Problem Durumu: Türkiye’de, İngilizce öğretimi alanındaki çabalara rağmen İngilizcenin yeterince akıcı ve doğru bir şekilde kullanılamadığı görülmektedir (Bayraktaroğlu, 2014a; Paker, 2012). Uluslararası eğitim şirketi Education First Index (2018), İngilizce yeterlik açsından Türkiye’yi 88 ülke arasında 73. sırada ve çok düşük yeterliğe sahip ülkeler arasında göstermektedir. Bayraktaroğlu’na (2014b) göre yabancı dille eğitim yapılan üniversitelerde bile amaçlanan ileri düzey dil seviyelerine erişilememektedir. İngilizce öğretiminde duyuşsal özelliklerin, en az bilişsel özellikler kadar önemli ve birbirinin tamamlayıcısı olduğu bilinmektedir (Henter, 2014). Duyuşsal özelliklerden olan öz yeterlik algısının bilişsel süreçler üzerinde (Bandura, 1993) ve yabancı dil öğrenme performansında etkili olduğu ileri sürülmektedir (Açıkel, 2011; Tılfarlıoğlu ve Çiftçi, 2011). Alanyazında, üniversite hazırlık sınıfı İngilizce öğretim programlarının öğrencilerin İngilizce öz yeterlik algısını nasıl etkilediğine ya da bu öğrencilerin İngilizce öz yeterlik algısını oluşturan kaynaklara ilişkin herhangi bir çalışma bulunmamaktadır. Bu araştırma, programın yönetiminden sorumlu karar alıcılara, koordinatörlüklere ve özellikle programı tasarımlayan ekibe İngilizce öğretim programlarının öğelerini dil öğreniminde kilit rol oynayan öz yeterlik algısını da dikkate alarak tasarlayabilmelerine imkân tanıyabilecek sonuçlar üretilebilir. Ulaşılan sonuçlar ayrıca, öğretim görevlilerine öğrencilerin öz yeterlik algılarına katkıları açısından yürüttükleri programın güçlü ve zayıf yönlerini gösterebilir ve böylelikle kendi uygulamalarını gözden geçirmelerini sağlayabilir. Hazırlık sınıfı öğrencilerinde ise kendi öğrenmeleriyle ilgili farkındalık oluşturabilir ve öz yeterlik algılarını artırabilmeleri için neler yapabileceklerine dikkat çekebilir.

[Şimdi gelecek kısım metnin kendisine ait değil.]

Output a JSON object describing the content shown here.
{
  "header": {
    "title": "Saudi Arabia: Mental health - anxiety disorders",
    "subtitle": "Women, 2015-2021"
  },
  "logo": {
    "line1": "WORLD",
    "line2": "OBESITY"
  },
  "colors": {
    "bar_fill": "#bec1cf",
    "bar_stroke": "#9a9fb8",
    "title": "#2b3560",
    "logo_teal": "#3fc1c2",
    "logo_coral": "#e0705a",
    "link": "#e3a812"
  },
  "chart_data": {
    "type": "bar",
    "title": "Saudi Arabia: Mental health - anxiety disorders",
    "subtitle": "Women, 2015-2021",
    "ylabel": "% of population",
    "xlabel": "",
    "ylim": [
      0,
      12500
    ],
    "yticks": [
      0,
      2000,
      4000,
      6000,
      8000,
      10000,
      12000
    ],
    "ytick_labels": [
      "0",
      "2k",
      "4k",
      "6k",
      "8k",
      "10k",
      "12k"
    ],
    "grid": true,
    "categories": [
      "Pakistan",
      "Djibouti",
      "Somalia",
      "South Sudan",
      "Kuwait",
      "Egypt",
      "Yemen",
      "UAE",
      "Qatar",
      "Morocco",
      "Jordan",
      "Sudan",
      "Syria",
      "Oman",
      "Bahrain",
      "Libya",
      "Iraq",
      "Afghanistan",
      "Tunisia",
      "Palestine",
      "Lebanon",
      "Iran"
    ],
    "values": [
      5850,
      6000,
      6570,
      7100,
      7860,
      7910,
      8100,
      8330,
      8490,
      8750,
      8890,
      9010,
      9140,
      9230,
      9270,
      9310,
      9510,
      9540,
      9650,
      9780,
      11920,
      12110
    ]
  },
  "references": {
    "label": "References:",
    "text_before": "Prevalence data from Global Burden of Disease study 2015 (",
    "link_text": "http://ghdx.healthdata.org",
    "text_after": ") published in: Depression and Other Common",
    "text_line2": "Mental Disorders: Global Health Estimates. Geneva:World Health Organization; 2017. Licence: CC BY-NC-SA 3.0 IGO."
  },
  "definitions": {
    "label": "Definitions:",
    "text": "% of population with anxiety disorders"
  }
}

Araştırmanın Amacı: Bu araştırma, üniversite düzeyinde İngilizce hazırlık sınıfı program çalışmalarında kullanılabilecek bulgulara ulaşmak için var olan program uygulamalarının öğrencilerin İngilizce öz yeterlik algı düzeylerini nasıl etkilediğini belirlemek amacıyla yürütülmüştür. Araştırmanın temel sorusu ise: “Bir devlet üniversitesinin hazırlık sınıfı İngilizce öğretim programı, öğrencilerin İngilizce öz yeterlik algılarını nasıl etkilemektedir?” biçiminde ifade edilmiştir. Araştırmanın temel sorusunu yanıtlamak için 1) Öğrencilerin program uygulamalarının öncesindeki ve program uygulamaları sonundaki İngilizce öz yeterlik algı düzeyi puan ortalamaları arasında anlamlı bir fark var mıdır? ve 2) Hazırlık sınıfı öğrencilerinin İngilizce öz yeterlik algısını etkileyen etmenlere ilişkin görüşleri nelerdir? biçiminde iki alt problem oluşturulmuştur.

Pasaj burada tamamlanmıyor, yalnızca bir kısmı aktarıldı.